One of the things I find the most is I have people asking me, “Can people do it? Can people quit porn?” I’ve met a father once after I did a pro-life talk who had been addicted to porn for 25 years. I met another guy when I did a talk at an apologetics conference who said that he had been looking at porn for virtually his whole marriage, he said, “I’m almost turning 60 and I still haven’t managed to quit, so why bother now?” One of the things I get on this issue is a lot of people who have a lot of despair, and I have to tell them stories of people who have broken free of porn, who have quit porn, who have repaired their marriages in order to encourage them. What are a few stories you tell when people need encouragement? 

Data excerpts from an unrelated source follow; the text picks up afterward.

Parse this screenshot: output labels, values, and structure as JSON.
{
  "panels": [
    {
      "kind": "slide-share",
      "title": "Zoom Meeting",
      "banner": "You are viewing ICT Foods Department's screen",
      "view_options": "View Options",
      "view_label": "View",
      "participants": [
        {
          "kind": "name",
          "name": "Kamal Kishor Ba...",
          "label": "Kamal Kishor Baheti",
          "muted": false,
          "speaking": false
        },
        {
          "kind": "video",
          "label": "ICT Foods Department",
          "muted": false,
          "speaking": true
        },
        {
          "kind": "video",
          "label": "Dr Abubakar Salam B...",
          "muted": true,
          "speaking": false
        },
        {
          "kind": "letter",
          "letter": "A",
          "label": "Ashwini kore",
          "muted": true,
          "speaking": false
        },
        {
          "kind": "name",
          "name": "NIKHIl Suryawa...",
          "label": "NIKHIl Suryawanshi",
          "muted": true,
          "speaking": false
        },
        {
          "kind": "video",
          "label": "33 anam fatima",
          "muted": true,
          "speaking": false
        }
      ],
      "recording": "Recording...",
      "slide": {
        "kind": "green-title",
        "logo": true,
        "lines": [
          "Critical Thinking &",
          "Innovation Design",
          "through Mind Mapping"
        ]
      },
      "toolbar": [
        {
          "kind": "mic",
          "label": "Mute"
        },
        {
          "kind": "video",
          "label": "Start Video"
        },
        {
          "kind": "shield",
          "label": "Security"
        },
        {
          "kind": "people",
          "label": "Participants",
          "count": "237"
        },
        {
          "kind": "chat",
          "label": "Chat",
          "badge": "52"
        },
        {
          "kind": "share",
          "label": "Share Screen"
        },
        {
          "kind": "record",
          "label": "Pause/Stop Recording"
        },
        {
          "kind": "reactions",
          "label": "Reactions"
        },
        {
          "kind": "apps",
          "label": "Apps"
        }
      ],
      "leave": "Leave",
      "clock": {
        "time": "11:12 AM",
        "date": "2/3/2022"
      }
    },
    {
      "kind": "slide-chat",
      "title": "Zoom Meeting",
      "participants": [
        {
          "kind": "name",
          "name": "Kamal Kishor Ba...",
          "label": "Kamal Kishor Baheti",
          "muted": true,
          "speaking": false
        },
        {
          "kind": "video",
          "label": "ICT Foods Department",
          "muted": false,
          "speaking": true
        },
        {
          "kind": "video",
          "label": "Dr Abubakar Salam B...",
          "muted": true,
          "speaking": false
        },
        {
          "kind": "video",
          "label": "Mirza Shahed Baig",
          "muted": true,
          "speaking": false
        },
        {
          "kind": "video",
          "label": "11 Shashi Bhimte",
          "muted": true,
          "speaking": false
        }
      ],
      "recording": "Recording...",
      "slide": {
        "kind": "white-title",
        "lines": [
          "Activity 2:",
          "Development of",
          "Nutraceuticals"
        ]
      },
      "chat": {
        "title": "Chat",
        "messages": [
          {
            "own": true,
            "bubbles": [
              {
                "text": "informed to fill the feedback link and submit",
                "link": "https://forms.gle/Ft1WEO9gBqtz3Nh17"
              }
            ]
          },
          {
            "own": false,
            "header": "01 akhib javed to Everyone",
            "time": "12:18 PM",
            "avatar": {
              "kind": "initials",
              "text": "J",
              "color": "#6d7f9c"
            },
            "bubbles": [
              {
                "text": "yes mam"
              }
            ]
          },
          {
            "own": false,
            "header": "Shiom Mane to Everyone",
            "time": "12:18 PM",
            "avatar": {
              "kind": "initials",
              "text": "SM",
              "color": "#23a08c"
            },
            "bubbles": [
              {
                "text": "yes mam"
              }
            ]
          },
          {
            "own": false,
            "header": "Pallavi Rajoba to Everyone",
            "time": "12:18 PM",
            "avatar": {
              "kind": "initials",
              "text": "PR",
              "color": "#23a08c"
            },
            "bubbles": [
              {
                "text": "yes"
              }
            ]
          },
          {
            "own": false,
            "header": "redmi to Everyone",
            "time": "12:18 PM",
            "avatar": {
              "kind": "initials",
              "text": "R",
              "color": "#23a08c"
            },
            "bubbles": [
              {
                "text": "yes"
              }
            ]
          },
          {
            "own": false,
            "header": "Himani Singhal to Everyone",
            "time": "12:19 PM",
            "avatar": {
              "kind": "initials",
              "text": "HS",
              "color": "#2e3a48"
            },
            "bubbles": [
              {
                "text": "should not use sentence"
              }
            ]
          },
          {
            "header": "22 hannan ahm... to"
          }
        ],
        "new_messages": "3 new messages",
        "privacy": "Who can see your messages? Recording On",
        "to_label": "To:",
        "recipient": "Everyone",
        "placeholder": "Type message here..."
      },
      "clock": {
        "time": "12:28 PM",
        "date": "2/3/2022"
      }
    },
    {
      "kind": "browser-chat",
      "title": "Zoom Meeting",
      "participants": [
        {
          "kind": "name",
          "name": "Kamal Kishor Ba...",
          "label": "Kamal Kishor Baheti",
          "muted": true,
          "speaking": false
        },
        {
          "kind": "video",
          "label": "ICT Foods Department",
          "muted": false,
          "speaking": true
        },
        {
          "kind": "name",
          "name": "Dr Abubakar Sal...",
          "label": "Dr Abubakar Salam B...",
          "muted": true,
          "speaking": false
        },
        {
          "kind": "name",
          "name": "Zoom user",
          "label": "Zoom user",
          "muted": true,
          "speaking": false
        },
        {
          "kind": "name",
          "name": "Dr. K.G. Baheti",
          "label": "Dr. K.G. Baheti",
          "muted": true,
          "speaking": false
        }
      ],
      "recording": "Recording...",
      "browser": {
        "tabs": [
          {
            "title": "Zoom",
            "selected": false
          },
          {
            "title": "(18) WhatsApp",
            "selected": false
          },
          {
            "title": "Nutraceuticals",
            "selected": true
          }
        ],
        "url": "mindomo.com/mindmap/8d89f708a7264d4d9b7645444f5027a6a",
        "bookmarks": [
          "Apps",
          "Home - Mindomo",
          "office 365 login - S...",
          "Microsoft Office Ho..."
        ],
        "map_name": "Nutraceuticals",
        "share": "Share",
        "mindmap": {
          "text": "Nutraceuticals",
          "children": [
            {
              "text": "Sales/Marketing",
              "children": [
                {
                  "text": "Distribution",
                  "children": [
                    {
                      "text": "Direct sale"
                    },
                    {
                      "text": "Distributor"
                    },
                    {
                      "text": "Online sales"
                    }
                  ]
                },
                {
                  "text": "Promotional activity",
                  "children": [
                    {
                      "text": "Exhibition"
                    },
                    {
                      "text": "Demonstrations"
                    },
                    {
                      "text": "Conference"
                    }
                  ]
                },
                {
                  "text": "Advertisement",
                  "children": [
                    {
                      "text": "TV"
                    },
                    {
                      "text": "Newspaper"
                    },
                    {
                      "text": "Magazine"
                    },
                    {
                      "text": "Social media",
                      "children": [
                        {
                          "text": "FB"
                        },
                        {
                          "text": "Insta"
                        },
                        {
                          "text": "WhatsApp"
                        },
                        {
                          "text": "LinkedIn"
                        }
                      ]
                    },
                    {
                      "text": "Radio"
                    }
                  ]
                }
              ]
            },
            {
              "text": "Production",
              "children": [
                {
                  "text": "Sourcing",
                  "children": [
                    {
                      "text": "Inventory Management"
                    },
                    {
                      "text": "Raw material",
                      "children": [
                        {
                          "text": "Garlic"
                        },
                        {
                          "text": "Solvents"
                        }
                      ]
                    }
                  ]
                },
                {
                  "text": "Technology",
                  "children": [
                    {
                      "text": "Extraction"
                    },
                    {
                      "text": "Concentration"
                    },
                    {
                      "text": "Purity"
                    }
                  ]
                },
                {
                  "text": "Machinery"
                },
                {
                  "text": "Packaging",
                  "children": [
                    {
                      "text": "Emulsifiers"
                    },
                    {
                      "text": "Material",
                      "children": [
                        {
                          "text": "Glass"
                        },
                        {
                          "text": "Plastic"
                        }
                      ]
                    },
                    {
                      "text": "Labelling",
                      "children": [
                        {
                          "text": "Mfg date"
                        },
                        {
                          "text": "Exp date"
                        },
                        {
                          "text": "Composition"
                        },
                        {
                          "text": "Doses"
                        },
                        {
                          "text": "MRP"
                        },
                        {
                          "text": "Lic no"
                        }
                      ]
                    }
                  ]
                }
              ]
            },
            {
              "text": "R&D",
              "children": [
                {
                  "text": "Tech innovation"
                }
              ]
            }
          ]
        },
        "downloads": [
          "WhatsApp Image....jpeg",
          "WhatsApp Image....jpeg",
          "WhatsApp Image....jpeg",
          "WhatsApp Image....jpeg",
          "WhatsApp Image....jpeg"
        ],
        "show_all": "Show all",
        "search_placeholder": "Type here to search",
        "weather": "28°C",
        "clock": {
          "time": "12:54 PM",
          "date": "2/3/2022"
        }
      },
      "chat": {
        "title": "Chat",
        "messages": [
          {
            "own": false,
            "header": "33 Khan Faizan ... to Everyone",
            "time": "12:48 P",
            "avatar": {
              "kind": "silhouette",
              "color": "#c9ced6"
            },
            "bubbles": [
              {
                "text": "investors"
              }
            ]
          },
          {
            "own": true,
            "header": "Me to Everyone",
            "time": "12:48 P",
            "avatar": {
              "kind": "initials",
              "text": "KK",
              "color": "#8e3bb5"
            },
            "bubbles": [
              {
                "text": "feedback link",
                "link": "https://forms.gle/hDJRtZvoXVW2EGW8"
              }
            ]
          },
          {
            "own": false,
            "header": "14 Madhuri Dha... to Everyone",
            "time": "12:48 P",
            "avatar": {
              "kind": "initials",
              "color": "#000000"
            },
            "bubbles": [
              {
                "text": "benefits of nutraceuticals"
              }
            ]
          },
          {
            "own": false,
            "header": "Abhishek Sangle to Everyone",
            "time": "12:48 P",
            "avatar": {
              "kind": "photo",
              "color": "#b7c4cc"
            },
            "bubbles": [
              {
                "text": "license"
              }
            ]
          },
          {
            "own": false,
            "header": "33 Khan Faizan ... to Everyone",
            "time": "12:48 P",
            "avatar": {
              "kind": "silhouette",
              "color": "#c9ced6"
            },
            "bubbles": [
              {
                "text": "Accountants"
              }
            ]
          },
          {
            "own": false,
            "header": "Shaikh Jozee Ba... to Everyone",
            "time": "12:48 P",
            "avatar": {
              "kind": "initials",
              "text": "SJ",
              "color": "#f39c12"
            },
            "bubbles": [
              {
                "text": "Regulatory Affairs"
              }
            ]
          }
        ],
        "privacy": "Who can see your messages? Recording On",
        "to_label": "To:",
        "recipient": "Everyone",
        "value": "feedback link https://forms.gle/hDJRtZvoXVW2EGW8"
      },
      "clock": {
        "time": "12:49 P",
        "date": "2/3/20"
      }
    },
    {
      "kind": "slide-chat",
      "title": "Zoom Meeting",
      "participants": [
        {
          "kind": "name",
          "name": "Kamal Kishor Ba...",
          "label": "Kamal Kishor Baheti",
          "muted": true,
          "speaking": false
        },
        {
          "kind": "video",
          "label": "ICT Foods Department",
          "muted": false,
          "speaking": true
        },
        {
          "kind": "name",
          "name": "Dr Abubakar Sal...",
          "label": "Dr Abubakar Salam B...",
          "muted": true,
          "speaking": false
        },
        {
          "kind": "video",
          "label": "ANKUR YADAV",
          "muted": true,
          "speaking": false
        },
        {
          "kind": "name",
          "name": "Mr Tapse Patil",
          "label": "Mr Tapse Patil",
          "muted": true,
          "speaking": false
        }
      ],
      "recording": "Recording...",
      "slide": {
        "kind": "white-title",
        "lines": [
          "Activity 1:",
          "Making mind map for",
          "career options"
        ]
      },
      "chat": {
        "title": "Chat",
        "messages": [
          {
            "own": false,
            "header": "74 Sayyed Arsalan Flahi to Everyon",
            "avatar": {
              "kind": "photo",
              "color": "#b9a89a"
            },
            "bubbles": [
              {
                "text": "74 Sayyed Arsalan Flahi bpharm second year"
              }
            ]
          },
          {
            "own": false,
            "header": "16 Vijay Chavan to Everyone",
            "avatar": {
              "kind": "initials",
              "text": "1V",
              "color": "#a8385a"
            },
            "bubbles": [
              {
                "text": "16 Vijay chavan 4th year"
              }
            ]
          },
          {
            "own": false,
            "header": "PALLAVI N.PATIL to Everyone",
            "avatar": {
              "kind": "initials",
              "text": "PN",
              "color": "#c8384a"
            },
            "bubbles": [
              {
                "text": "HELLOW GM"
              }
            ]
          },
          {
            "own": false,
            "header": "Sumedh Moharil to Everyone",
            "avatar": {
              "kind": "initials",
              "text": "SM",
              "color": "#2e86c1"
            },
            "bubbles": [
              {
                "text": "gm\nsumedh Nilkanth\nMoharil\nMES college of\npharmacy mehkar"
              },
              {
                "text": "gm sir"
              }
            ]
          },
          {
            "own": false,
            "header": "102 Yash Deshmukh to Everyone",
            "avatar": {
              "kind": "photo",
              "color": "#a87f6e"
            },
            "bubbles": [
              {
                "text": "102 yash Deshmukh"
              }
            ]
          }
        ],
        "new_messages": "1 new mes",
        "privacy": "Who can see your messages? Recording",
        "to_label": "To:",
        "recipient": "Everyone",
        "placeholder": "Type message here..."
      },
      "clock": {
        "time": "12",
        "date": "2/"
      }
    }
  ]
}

I think one of the reasons many people feel discouraged is because the advice they’re so often given is surface-y, simplistic techniques as opposed to a more in-depth analysis of the problem. If all you’ve been told is–you know, back in the day when we didn’t have these computers in our pockets–someone saying, move the computer into a high traffic area of the house. Okay, that may be somewhat helpful, but there’s a whole lot more to the equation. So if let’s say you took that advice and you ran with it and maybe you found freedom from this stuff for like five months and then you fell, well then you become very sort of cynical to that sort of advice.

I think what we need to do is be a little more sophisticated in our responses. I think pornography is a very efficient [form of] escapist behavior. Speaking from my own example, I started turning to porn when I was 8 and I didn’t stop until I was about 29. And what that ends up being is a way to escape negative emotion. When we feel lonely, or frustrated or emasculated or rejected, or you know, just things seem out of control, we turn to pornography and it just gives us a quick fix.

Speaking personally again, even though it’s been a few years since I looked at porn, I now am realizing that there’s a lot of immaturity in me in the way that I can get angry and so forth, because in the past, I just went to porn to feel good and now I’ve got to kind of grow up in these different parts of my personality. I would just say that there’s a number of people I’ve spoken with who, I know they aren’t lying to me when they say things like, “I haven’t looked at porn in 10 years or 20 years or 5 years.” But again, I think we need to realize that victory is only going to be fully and actually and completely achieved in Heaven. So, freedom from porn isn’t our goal as Christians, Heaven is, and this virtue of chastity and self-mastery is part of the [Christian life.]